Canva has launched its own foundational design model, expanding its AI-driven creative suite with new tools that blend generative intelligence and professional design workflows. The model, announced Thursday, is built to understand design layers and editable elements rather than producing static, flat images—allowing users to modify layouts, objects, and text directly within Canva’s interface.

The company says its new model powers content creation across multiple formats, including social media graphics, presentations, whiteboards, and websites. Unlike earlier diffusion-based systems that generated fixed visuals, Canva’s model outputs fully editable compositions that preserve each design component. This structure gives users more flexibility to refine AI-generated results without starting over from scratch.

“We’ve learned that people want to use prompts to get started quickly, but also want to iterate directly within their designs,” said Robert Kawalsky, Canva’s global head of product. The new model aims to reduce the friction between AI assistance and human creativity, especially for non-designers who rely on the platform for marketing or social media content.

Alongside the model, Canva is expanding Canva AI, its chat-style assistant introduced earlier this year. The assistant now appears across the platform — including within the design and elements tabs — and can be mentioned in comments using “@” tags to generate text or media suggestions during collaborative projects. It also gains the ability to generate 3D objects and replicate the art style of existing designs for consistency across projects.

Canva has also linked two of its newer features — a spreadsheet tool and an app-builder — allowing users to turn data into interactive widgets for dashboards or visualizations. This capability adds a data-driven dimension to the platform’s traditionally visual focus.

The company is further expanding its marketing toolkit with Canva Grow, a new product that integrates AI-generated content with ad performance analytics. Built in part on its acquisition of MagicBrief, Canva Grow enables users to create, measure, and publish campaigns across platforms like Meta without leaving Canva.

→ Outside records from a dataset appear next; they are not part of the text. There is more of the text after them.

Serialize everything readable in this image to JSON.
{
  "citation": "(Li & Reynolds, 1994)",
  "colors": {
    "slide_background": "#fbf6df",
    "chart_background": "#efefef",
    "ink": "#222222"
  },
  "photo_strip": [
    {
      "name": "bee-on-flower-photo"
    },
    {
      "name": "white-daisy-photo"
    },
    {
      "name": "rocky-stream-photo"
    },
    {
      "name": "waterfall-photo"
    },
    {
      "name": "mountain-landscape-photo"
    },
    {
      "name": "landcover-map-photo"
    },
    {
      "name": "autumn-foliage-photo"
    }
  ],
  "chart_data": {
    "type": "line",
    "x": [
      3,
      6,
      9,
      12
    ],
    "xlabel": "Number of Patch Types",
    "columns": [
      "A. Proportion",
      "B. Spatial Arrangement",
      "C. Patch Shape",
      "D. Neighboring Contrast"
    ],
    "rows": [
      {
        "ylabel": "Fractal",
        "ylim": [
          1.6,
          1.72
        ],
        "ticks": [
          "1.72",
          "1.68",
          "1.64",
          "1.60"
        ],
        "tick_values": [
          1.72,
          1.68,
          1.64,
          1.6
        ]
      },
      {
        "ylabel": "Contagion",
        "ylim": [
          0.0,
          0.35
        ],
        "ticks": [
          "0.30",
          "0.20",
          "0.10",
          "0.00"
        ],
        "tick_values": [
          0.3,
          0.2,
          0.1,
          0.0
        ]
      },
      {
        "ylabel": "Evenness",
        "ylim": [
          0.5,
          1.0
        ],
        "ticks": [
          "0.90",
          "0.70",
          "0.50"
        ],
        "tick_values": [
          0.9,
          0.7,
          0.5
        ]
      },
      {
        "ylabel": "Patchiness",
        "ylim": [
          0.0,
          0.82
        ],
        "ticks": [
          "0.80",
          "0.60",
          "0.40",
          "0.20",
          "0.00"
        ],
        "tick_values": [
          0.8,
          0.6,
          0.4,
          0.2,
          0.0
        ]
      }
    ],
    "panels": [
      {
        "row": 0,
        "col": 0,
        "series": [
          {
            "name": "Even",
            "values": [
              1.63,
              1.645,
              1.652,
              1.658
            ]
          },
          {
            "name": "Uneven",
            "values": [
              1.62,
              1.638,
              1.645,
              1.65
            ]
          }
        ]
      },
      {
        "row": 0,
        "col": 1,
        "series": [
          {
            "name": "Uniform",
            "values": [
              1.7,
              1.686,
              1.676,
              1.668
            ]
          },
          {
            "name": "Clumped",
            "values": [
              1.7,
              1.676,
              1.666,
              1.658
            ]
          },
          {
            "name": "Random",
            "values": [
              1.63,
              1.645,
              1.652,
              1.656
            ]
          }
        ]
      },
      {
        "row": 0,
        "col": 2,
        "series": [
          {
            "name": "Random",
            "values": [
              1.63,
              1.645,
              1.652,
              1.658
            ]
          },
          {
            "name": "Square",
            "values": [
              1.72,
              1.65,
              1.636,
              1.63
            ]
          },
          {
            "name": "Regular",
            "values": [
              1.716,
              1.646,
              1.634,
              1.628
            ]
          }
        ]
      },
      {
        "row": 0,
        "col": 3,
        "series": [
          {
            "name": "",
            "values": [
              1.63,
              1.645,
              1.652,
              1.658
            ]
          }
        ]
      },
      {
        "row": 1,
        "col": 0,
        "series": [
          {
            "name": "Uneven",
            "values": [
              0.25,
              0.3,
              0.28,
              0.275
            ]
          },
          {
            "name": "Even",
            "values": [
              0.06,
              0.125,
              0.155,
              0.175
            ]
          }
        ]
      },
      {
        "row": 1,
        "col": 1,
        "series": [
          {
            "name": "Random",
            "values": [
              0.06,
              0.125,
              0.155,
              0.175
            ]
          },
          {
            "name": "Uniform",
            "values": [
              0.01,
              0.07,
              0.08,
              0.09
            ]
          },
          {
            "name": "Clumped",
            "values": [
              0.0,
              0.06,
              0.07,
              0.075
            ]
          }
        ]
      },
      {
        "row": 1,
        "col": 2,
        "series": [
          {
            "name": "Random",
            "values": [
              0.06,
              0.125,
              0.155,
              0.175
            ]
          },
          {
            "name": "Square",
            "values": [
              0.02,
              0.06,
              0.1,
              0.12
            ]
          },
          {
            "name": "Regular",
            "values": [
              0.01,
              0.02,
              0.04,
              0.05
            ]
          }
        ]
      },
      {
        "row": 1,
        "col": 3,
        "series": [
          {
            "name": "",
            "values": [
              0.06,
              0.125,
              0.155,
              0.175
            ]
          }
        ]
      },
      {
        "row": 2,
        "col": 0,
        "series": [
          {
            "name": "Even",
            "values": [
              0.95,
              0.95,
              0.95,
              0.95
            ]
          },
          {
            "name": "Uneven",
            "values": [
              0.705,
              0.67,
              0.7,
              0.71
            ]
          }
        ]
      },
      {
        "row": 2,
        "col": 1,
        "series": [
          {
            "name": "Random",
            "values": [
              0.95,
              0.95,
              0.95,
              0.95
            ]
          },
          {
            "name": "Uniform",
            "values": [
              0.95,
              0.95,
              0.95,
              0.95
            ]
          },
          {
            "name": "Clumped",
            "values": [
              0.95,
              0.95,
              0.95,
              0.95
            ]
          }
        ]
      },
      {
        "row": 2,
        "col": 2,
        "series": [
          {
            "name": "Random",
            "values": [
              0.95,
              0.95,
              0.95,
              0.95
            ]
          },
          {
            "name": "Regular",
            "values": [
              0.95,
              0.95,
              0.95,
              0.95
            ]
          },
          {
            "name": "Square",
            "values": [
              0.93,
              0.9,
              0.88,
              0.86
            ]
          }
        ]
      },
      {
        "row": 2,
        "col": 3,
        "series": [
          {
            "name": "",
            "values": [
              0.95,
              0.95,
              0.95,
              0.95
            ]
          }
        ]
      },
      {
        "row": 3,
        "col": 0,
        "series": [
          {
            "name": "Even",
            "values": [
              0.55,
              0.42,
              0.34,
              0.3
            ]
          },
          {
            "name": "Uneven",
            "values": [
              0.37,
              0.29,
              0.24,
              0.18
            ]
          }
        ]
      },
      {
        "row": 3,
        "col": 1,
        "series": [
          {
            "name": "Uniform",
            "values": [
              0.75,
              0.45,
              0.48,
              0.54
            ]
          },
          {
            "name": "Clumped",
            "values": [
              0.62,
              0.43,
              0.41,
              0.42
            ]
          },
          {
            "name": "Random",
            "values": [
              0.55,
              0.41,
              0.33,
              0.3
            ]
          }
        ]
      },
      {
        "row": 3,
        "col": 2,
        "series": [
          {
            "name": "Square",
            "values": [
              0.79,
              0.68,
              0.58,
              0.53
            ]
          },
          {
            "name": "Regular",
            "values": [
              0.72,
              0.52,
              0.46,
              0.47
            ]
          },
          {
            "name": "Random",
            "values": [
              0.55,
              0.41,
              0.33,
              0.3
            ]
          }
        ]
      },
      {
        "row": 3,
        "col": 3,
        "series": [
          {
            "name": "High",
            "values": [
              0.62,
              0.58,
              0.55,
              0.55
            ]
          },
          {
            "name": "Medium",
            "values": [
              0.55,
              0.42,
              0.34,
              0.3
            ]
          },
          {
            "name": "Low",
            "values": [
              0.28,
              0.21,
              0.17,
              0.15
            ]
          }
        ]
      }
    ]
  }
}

Other updates include the introduction of form creation tools, giving users a built-in alternative to services like Google Forms, and new email design templates for creating brand-aligned marketing or transactional emails.

On the professional side, Canva is strengthening its integration with Affinity, the design suite it acquired last year as part of its effort to compete more directly with Adobe. The company announced that Affinity will now be free for all users and that its interface is being redesigned to unify vector, pixel, and layout tools. Affinity and Canva will also interoperate more seamlessly — objects designed in Affinity can be imported directly into Canva, and Canva AI features can be used from within Affinity itself.

Together, these changes reflect Canva’s push to position itself as a complete, AI-powered design ecosystem spanning casual creators and professional designers alike. By building its own foundational model and tightening integration between its creative and analytical tools, Canva appears to be aiming squarely at the territory traditionally dominated by Adobe Creative Cloud.